On confond d'ailleurs souvent code PIN et code secret numérique. Pourtant, stricto sensu, ce n’est pas un PIN (Personal Identification Number), il n’a aucune signification en termes d’identité. Si c’était le cas, avec un code PIN sur 4 chiffres, il n’y aurait que 10 000 identités possibles. Le terme est mal choisi, mais il faut faire avec.

Votre numéro de sécurité sociale, lui, est un numéro d’identification personnel en France, car aucun résident en France ne dispose du même. Mais il n’est pas secret : c’est son usage qui est restreint, pour préserver les libertés individuelles (pourvu que ça dure).

Définition du code PIN Payment Card Industry (PCI) PIN Security Définition du code PIN - Payment Card Industry (PCI) PIN Security, Requirements and Testing Procedures, version 3.0

Revenons là encore à l’origine : un code PIN ne désignait pas au départ un code de sécurité numérique mais un code secret numérique permettant d’authentifier le possesseur d’une carte de paiement (utilisant des moyens cryptographiques). Cette définition et cet usage sont ceux retenus par PCI DSS (la norme de sécurité de l’industrie des cartes de paiement) et la norme ISO 9564.

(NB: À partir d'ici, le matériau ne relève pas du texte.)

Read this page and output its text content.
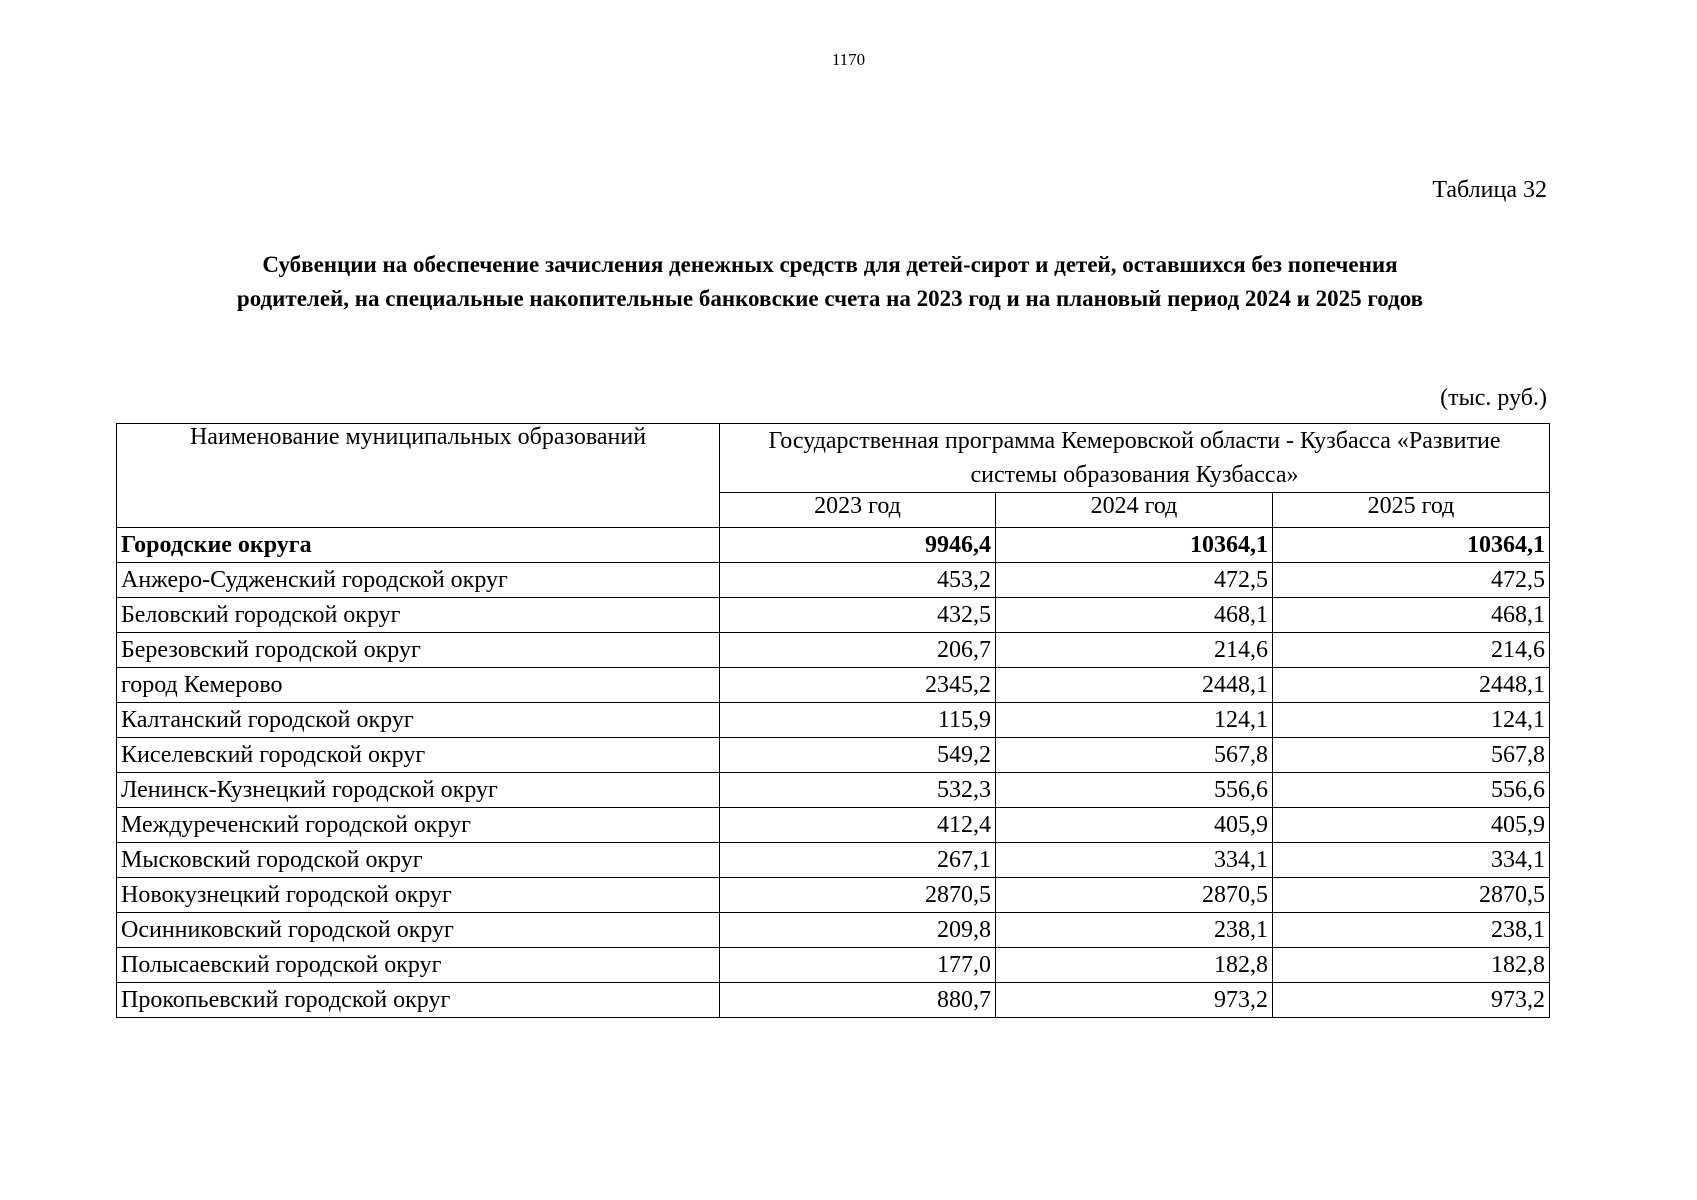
1170
Таблица 32
Субвенции на обеспечение зачисления денежных средств для детей-сирот и детей, оставшихся без попечения
родителей, на специальные накопительные банковские счета на 2023 год и на плановый период 2024 и 2025 годов
(тыс. руб.)
Наименование муниципальных образований	Государственная программа Кемеровской области - Кузбасса «Развитие системы образования Кузбасса»		
	2023 год	2024 год	2025 год
Городские округа	9946,4	10364,1	10364,1
Анжеро-Судженский городской округ	453,2	472,5	472,5
Беловский городской округ	432,5	468,1	468,1
Березовский городской округ	206,7	214,6	214,6
город Кемерово	2345,2	2448,1	2448,1
Калтанский городской округ	115,9	124,1	124,1
Киселевский городской округ	549,2	567,8	567,8
Ленинск-Кузнецкий городской округ	532,3	556,6	556,6
Междуреченский городской округ	412,4	405,9	405,9
Мысковский городской округ	267,1	334,1	334,1
Новокузнецкий городской округ	2870,5	2870,5	2870,5
Осинниковский городской округ	209,8	238,1	238,1
Полысаевский городской округ	177,0	182,8	182,8
Прокопьевский городской округ	880,7	973,2	973,2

Il servait donc à confirmer l’identité portée par la carte, et c’est en ce sens qu’il était un code personnel. Son usage très répandu fit qu’on finit par confondre l’usage et la forme, et tout code à 4 ou 6 chiffres est devenu un code PIN.

Sous Windows, un code PIN qui ressemble à un mot de passe

Un mot de passe (code secret) doit être stocké quelque part, en général sous forme chiffrée et à sens unique (hash), soit localement, soit sur un serveur d’authentification. Depuis Windows Hello, il est possible d’utiliser plusieurs méthodes d’authentification au sein de l'OS de Microsoft, dont le code PIN.

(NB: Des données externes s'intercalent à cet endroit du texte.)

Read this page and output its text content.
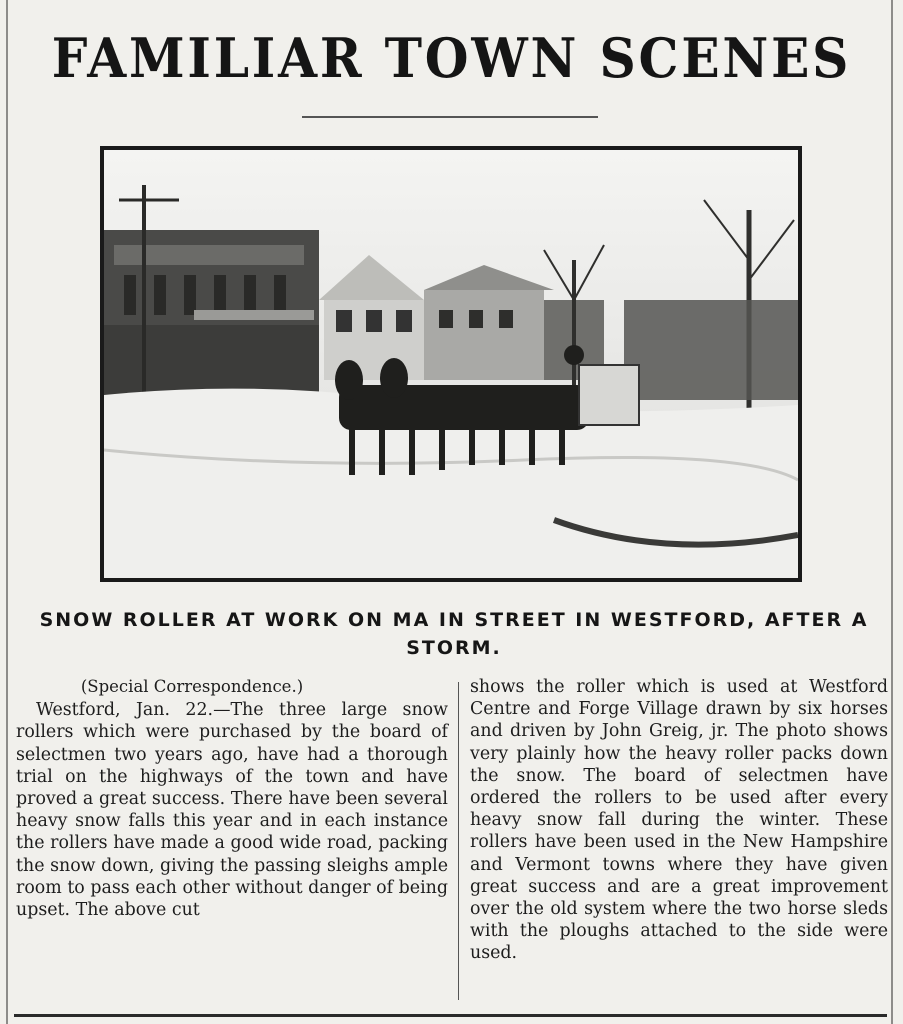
FAMILIAR TOWN SCENES
SNOW ROLLER AT WORK ON MA IN STREET IN WESTFORD, AFTER A STORM.
(Special Correspondence.)
Westford, Jan. 22.—The three large snow rollers which were purchased by the board of selectmen two years ago, have had a thorough trial on the highways of the town and have proved a great success. There have been several heavy snow falls this year and in each instance the rollers have made a good wide road, packing the snow down, giving the passing sleighs ample room to pass each other without danger of being upset. The above cut
shows the roller which is used at Westford Centre and Forge Village drawn by six horses and driven by John Greig, jr. The photo shows very plainly how the heavy roller packs down the snow. The board of selectmen have ordered the rollers to be used after every heavy snow fall during the winter. These rollers have been used in the New Hampshire and Vermont towns where they have given great success and are a great improvement over the old system where the two horse sleds with the ploughs attached to the side were used.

Et qu’est-ce qu’on voit ? Windows nous propose la possibilité... d’inclure des lettres et des symboles. Quelle est alors la différence avec un mot de passe ? Elle se trouve dans le fonctionnement. Le code PIN de Windows Hello n’est pas stocké sur votre ordinateur, contrairement à un mot de passe, et il est lié à l’appareil physique.

Code PIN Windows 10

Quel est l’intérêt pour un particulier ? Il pourra ainsi se connecter sur un même compte Windows sur plusieurs machines avec un code secret différent sur chacune d'entre elles, réduisant le risque que son « secret » soit récupéré par un attaquant. Cela ne facilite pas le SSO (Single Sign On, permettant à l’inverse de se connecter à plusieurs machines à partir d’une authentification centrale), mais on voit bien les implications :

  • Avoir un code PIN sur chaque machine Windows empêche un attaquant de se connecter à votre compte Windows depuis n’importe où. La sécurité est donc meilleure.
  • Par contre, si l’utilisateur légitime souhaite se connecter depuis une autre machine (cybercafé, lieu de vacances, etc.), son code PIN ne lui servira à rien et il devra trouver une autre solution.
  • Avoir un SSO est un gage de confort pour l’utilisateur, qui n’a à s’authentifier qu’une fois pour accéder à de nombreuses ressources.
  • Le confort est meilleur, mais la sécurité moins bonne au sens où la compromission du compte affectera toutes les ressources.

Un dernier rappel, s'il en était besoin, que confort et sécurité sont bel et bien antinomiques : tout est affaire de choix, et la tâche des spécialistes de sécurité sera bien souvent de trouver le bon équilibre entre les deux.